Godzina 5.00 rano. Stado gołębi przylatuje i rozsiada się na parapetach i balkonach. Hałasują i co najgorsze załatwiają swoje potrzeby pod siebie. –Takie poranki to, zdaniem Marka, codzienność mieszkańców bloków przy ul. Legionów. Z balkonu naszego czytelnika gołębie zrobiły sobie wychodek. Marek co najmniej trzy razy w tygodniu musi myć posadzkę balkonu, poręcz i parapet.
On, jak i jego sąsiedzi, próbują różnych sposobów odstraszania. Rozwieszają kolorowe folie, wiatraki, nawet ustawiają figury imitujące ptaki drapieżne. Wszystko to działa, ale na krótko. Po kilku dniach gołębie oswajają się ze „strachami” i siedzą obok nich całkiem obojętnie. Marek proponuje drastyczne rozwiązanie: odstrzał. – Problem zbyt dużych populacji zwierząt jest dobrze znany w przyrodzie i jest na to sprawdzone rozwiązanie. W lasach robi się np. odstrzały redukcyjne zwierzyny. Można tak zrobić również z gołębiami. Ewentualnie, bardziej humanitarny odłów tych ptaków. Wyłapywać i wypuszczać gdzieś daleko za miastem. – pisze Marek.
Pomysł odstrzału jako niedopuszczalny ocenia Sylwester Piechowiak z Straży Zwierząt Help Animals. – Nie wyobrażam sobie, żeby jakiekolwiek władze wydały pozwolenie na odstrzał gołębi. To niehumanitarne i niebezpieczne. Do ptaków strzela się z broni śrutowej, a jej użycie w warunkach miejskich, to ogromne zagrożenie dla ludzi – mówi Piechowiak. Animals dodaje, że w Kaliszu nie ma gołębi więcej niż w innych miastach. Jedynymi dopuszczalnymi „odstraszaczami” są różnego rodzaju zawieszki i ewentualnie kolce instalowane na budynkach.
Sylwester Piechowiak zauważa też, że problem gołębi sprowadzają sobie na głowę sami mieszkańcy. – Tam gdzie ludzie wysypują ptakom jedzenie, tam zawsze będą gołębie. Wszystkie zwierzęta trzeba dokarmiać, ale tylko zimą. Wiosną i latem muszą sobie same radzić, w końcu to dzikie zwierzęta. – mówi Piechowiak.

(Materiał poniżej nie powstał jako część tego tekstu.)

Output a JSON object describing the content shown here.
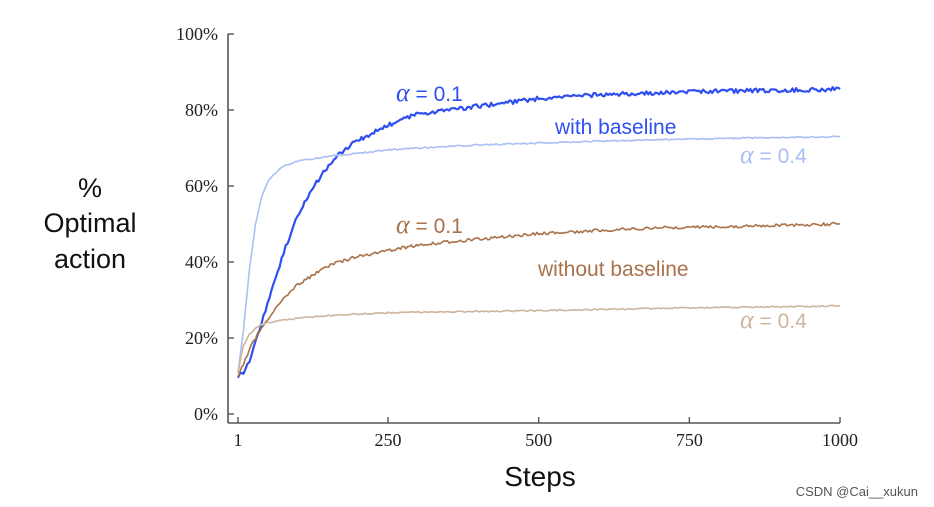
{
  "chart_data": {
    "type": "line",
    "ylabel_lines": [
      "%",
      "Optimal",
      "action"
    ],
    "xlabel": "Steps",
    "xlim": [
      1,
      1000
    ],
    "ylim": [
      0,
      100
    ],
    "x_ticks": [
      1,
      250,
      500,
      750,
      1000
    ],
    "y_ticks": [
      0,
      20,
      40,
      60,
      80,
      100
    ],
    "y_tick_suffix": "%",
    "x": [
      1,
      10,
      20,
      30,
      40,
      50,
      60,
      70,
      80,
      90,
      100,
      120,
      140,
      160,
      180,
      200,
      250,
      300,
      400,
      500,
      600,
      700,
      800,
      900,
      1000
    ],
    "series": [
      {
        "key": "wb01",
        "color": "#2f4ff0",
        "values": [
          10,
          11,
          14,
          19,
          24,
          29,
          34,
          39,
          44,
          48,
          52,
          58,
          63,
          67,
          70,
          72,
          76,
          79,
          81,
          83,
          84,
          84.5,
          85,
          85.2,
          85.5
        ]
      },
      {
        "key": "wb04",
        "color": "#a9bff5",
        "values": [
          11,
          22,
          38,
          50,
          57,
          61,
          63,
          64.5,
          65.5,
          66,
          66.5,
          67,
          67.5,
          68,
          68.3,
          68.6,
          69.5,
          70,
          70.8,
          71.3,
          71.8,
          72.2,
          72.5,
          72.8,
          73
        ]
      },
      {
        "key": "nb01",
        "color": "#a9724a",
        "values": [
          10,
          13,
          17,
          20,
          22.5,
          25,
          27,
          29,
          31,
          32.5,
          34,
          36,
          38,
          39.5,
          40.5,
          41.5,
          43,
          44.5,
          46,
          47.5,
          48.3,
          49,
          49.3,
          49.7,
          50
        ]
      },
      {
        "key": "nb04",
        "color": "#cdb59f",
        "values": [
          11,
          18,
          21,
          22.5,
          23.5,
          24,
          24.3,
          24.6,
          24.8,
          25,
          25.2,
          25.5,
          25.7,
          26,
          26.2,
          26.3,
          26.6,
          26.8,
          27,
          27.2,
          27.5,
          27.8,
          28,
          28.2,
          28.5
        ]
      }
    ],
    "annotations": [
      {
        "key": "a1",
        "alpha": "α",
        "text": " = 0.1",
        "color": "#2f4ff0"
      },
      {
        "key": "a2",
        "text": "with baseline",
        "color": "#2f4ff0"
      },
      {
        "key": "a3",
        "alpha": "α",
        "text": " = 0.4",
        "color": "#a9bff5"
      },
      {
        "key": "a4",
        "alpha": "α",
        "text": " = 0.1",
        "color": "#a9724a"
      },
      {
        "key": "a5",
        "text": "without baseline",
        "color": "#a9724a"
      },
      {
        "key": "a6",
        "alpha": "α",
        "text": " = 0.4",
        "color": "#cdb59f"
      }
    ]
  },
  "watermark": "CSDN @Cai__xukun"
}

Szef kaliskich animalsów dodaje, że wyrzucane na trawnik jedzenie ściąga nie tylko gołębie. Do takich żerowisk przychodzą też szczury, myszy i insekty. I to jest prawdziwe zagrożenie dla mieszkańców. To zdanie podzielają zarządcy nieruchomości i spółdzielnie mieszkaniowe, które apelują o niedokarmianie zwierząt. Jeśli apele poskutkują, to do gołębi nie trzeba będzie ani strzelać, ani ich odławiać.